Abstract: April 22nd marks the fiftieth anniversary of Earth Day. This year, the coronavirus will prevent people from the typical gatherings that mark the celebration of our planet. The first Earth Day, in 1970, drew twenty million people - one in every ten Americans - out to the nation’s streets and parks to show their appreciation for nature and to call for its protection. The event soon spread to nearly every country in the world and it is estimated that one billion people – one in seven – now commemorate Earth Day. As one of the founders of Earth Day said in 1970, “If the environment is a fad, it's going to be our last fad...We are building a movement, a movement with a broad base, a movement which transcends traditional political boundaries.”

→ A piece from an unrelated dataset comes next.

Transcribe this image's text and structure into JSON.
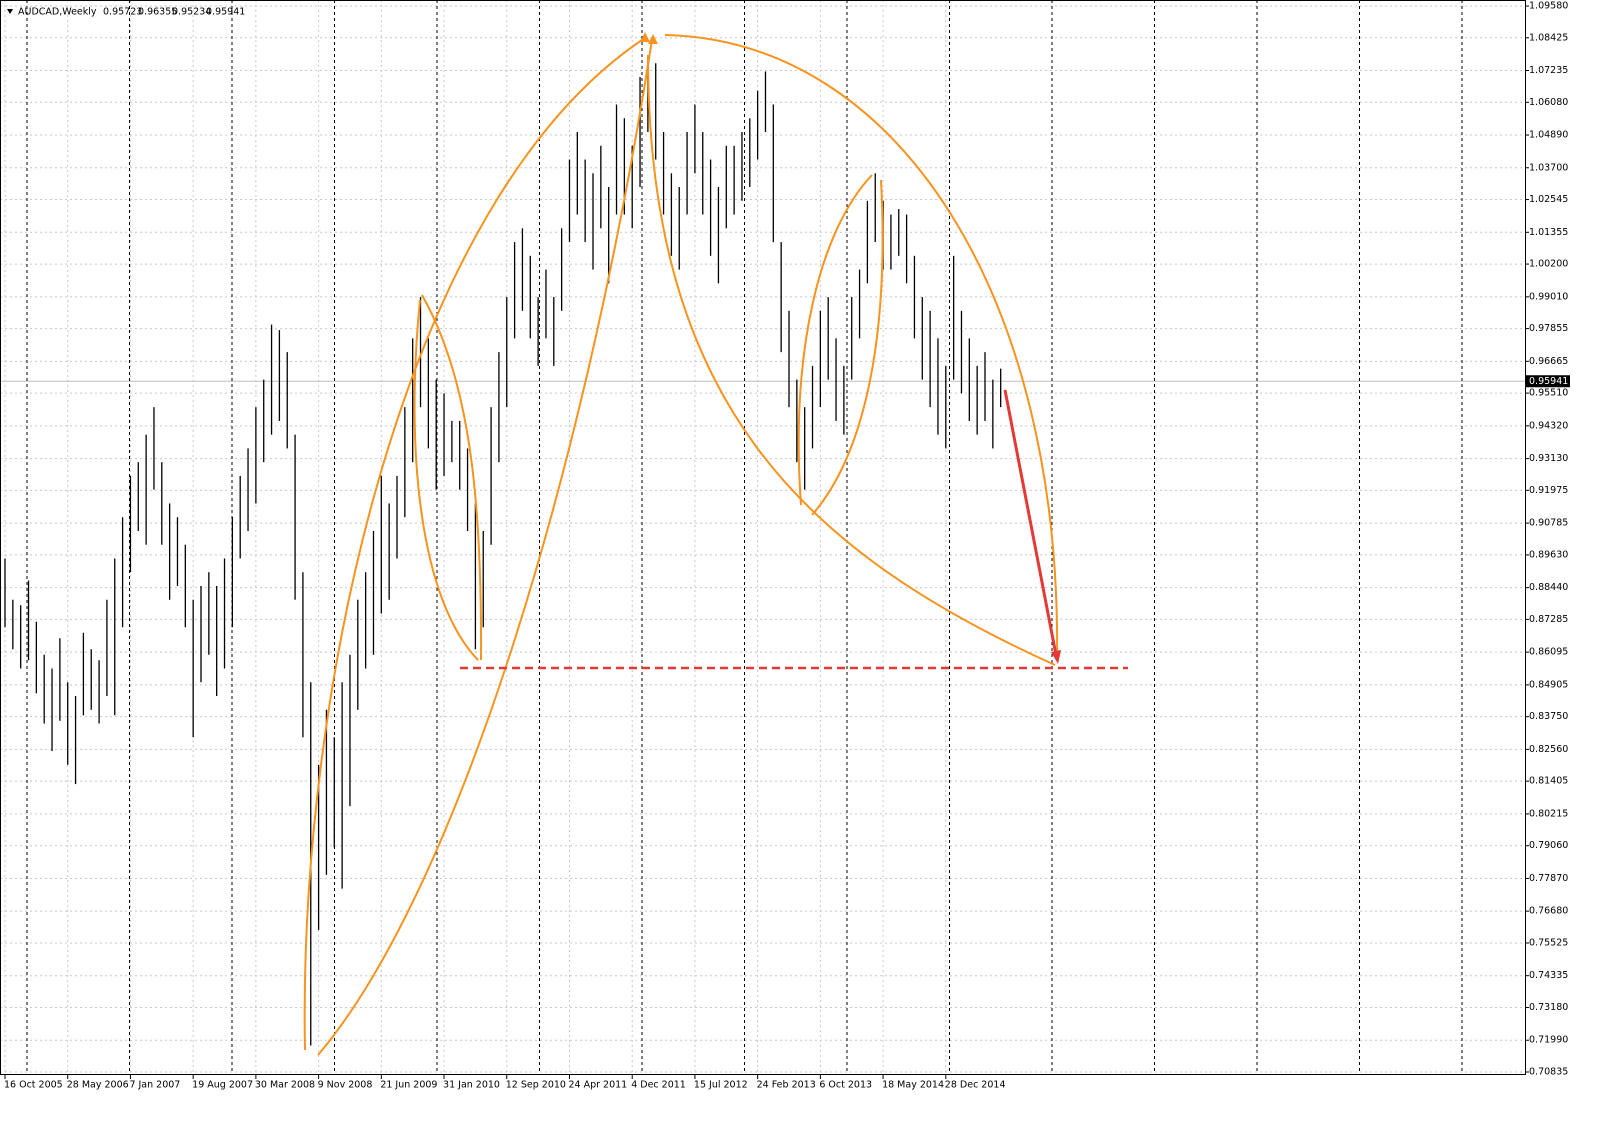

Fifty years later, it is clear that environmental protection is not a passing fad, but one of the most important global projects underway today. As a result of the increased focus on the health of Earth’s ecosystems and natural resources over the past many decades, our planet is in some ways healthier today than it was in 1970. There are also far more environmentally-friendly technologies today helping power electricity and vehicles. At the same time, however, the world has yet to take the necessary steps to curb climate change, a phenomenon barely understood in 1970 but is this year’s Earth Day theme. In early 2020, as the immediate crisis of the COVID-19 pandemic (which has deep environmental roots) brings the world to a near stand-still, we can take stock of current environmental protections, what still needs to be done to keep the Earth inhabitable for a growing population, and how the world can commit an appropriate level of attention to the slower-moving crisis that is climate change.
“Earth Day and the Coronavirus,” the new Current Context issue, explores the linkages between climate change and pandemics, incorporating links to climate change-related classroom resources, a historical example of coordinated global environmental protection, and an examination of the environmental justice components of this pandemic, which is hitting particularly hard our nation’s communities of color. For more in-depth classroom/at-home activities, students can explore one or more of these angles. Listed below are some suggested approaches and resources:
- History of Environmental Protection Efforts
Earth Day - its purpose and its history - can be one way your student engages in this topic. This website includes original news coverage of the first Earth Day in 1970. Two years later, in 1972, the United Nations established its Environment Programme. 10th and 11th grade students can learn more about these developments and connect their learning from the Post-WWII era to ask “why did the environmental movement emerge when it did in the United States and around the world?” “How did globalization speed both environmental hazards and the opportunities for collaboration across nations to address some of these problems?
- Federal Legislation and International Agreements
Coinciding with an increased focus on environmental degradation here in the United States was a global effort to protect natural resources, such as water, air, soil and energy sources. 12th grade students can connect their government content to the work happening within the United States and internationally over the past several decades to improve environmental quality. The Clean Air Act and Clean Water Act are two strong federal examples, while the Montreal Protocol to protect the ozone layer is a particularly successful international agreement. Students can study these and consider the following questions: “Why do governments pass laws to protect natural resources? Who benefits?” “Why are there disagreements about the need for environmental protections?” “How can countries either hurt or help each other’s environmental goals?”
- Environmental Justice
Students can consider the ways in which issues of inequality are exacerbated by today’s pandemic. Medical records show that in many cases communities of color in this country are disproportionately impacted by COVID-19. This is at least in part because of chronic health conditions among these communities that are connected to environmental toxins, such as air pollution. This NAACP brief outlines some of the environmental injustices people around this country face each day, as well as some of the short and long-term health, social, and economic consequences. This brief also includes suggested classroom resources on these topics. Students can also use this activity developed by the Center for Regional Change at UC Davis to understand the various indicators of health, social well-being and environmental quality in their own communities. Students can explore the connections between present-day environmental injustices and their historical knowledge to explore such questions as: “How did geography and natural resources affect relationships among different social groups? Did the environment play a role in colonialism, imperialism, or nationalism?” “How did the environment figure in colonial policies and practices that led to indigenous dispossession?” “How did native populations use the environment to resist colonization?” “How were post-contact experiences shaped by geography and access to environmental goods?”